Open Access
Penyelesaian Jarīmah Incest Dalam Fikih Jinayah (Studi di Gampong Lawe Sawah Kec. Kluet Timur Kab. Aceh Selatan)
Author(s) -
Husamuddin Husamuddin,
Eva Liana
Publication year - 2021
Publication title -
maqasidi
Language(s) - Italian
Resource type - Journals
eISSN - 2798-981X
pISSN - 2798-9801
DOI - 10.47498/maqasidi.v1i2.879
Subject(s) - humanities , political science , philosophy
Gampong Lawe Sawah merupakan sebuah Gampong yang berada di Kecamatan Kluet Timur Kabupaten Aceh Selatan yang mempunyai aturan dalam mengatur kehidupan masyarakatnya.

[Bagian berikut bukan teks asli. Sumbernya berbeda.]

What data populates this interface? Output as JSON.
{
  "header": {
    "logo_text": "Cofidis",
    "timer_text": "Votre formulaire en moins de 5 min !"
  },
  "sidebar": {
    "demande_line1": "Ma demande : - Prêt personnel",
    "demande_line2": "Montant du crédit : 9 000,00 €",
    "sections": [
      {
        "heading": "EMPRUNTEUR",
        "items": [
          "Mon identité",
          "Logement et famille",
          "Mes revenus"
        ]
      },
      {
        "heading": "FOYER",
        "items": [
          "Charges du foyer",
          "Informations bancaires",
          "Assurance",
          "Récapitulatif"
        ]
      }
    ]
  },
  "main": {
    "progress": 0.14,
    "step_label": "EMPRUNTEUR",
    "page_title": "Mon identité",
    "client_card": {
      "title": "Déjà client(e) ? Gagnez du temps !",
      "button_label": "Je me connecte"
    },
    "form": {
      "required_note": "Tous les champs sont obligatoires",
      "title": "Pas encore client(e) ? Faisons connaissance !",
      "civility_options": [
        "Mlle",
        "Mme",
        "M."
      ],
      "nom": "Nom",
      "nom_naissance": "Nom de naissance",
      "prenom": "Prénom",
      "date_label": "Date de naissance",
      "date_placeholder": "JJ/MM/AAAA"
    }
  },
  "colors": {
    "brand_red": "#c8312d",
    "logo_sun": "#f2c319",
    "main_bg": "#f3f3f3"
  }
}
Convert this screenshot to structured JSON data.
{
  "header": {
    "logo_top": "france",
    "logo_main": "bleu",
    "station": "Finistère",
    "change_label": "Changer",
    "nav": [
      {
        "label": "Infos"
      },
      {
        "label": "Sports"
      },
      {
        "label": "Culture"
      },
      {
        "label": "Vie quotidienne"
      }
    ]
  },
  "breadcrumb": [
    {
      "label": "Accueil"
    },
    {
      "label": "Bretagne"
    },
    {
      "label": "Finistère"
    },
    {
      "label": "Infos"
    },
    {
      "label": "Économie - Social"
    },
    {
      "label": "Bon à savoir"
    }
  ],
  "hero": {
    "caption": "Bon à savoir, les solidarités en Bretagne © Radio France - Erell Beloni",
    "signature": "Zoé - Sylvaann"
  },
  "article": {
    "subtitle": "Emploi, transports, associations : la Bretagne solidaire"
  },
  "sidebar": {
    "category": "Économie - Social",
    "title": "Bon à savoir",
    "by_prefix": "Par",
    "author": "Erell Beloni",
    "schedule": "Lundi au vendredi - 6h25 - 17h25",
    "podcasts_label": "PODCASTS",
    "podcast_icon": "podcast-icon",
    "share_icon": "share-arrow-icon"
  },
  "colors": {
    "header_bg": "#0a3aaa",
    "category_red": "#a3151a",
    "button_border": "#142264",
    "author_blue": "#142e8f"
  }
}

Keberadaan hukum adat dalam masyarakat Gampong Lawe Sawah tidak dapat dipisahkan dengan masyarakat dan sudah membudaya dalam diri masyarakat, termasuk dalam menyelesaikan tindak pidana. Salah satu tindak pidana yang diselesaikan melalui hukum adat adalah adalah hubungan sedarah (incest). Pertanyaan penelitian dalam tulisan ini adalah bagaimana masyarakat Gampong Lawe Sawah menyelesaikan kasus incest dengan hukum adat dan bagaimana tinjauan fikih jinayah terhadap sanksi adat bagi pelaku incest di Gampong Lawe Sawah. Penelitian ini menggunakan motede penelitian kualitatif, data dikumpulkan melalui wawancara dan dokumentasi. Sumber wawancara berupa narasumber dari Keuchik, Tuha Peut, Imuem Mukim. Sedangkan dokumentasi yaitu melalui buku-buku yang terkait dengan pembahasan. Hasil penelitian menunjukan bahwa penyelesaian pelaku Incest dengan hukum adat melalui tiga tahapan. Tahap pertama memberikan keterangan tentang kejadian yang telah dilakukan di hadapan perangkat Gampong; tahap kedua para pelaku ditempatkan sementara dirumah salah satu perangkat Gampong; tahap ketiga adalah tahap penentuan sanksi yaitu melalui musyawarah lembaga adat. Sedangkan dalam tinjauan hukum Islam terhadap sanksi adat dalam penyelesaian pelaku Incest di Gampong Lawe Sawah berbeda dengan fikih jinayah yang berlaku. Dalam fikih jinayah pelaku zina ghairu muhsan dicambuk 100 kali sedangkan dalam hukum adat diberlakukan sanksi pemotongan seekor kerbau serta kelengkapannya. Namun demikian, pertimbangan dengan hukum adat diakomodir secara ushūlī, yang disebut al-‘urf dengan kaidah al-ādah muhakkamah. Dapat disimpulkan juga bahwa proses peradilan adat bisa menyelesaikan permaslahan tanpa harus melalui proses jalur hukum, namun apabila perkara tidak dapat diselesaikan secara peradilan adat maka akan diberikan kepada pihak yang berwenang mengadili perkara tersebut.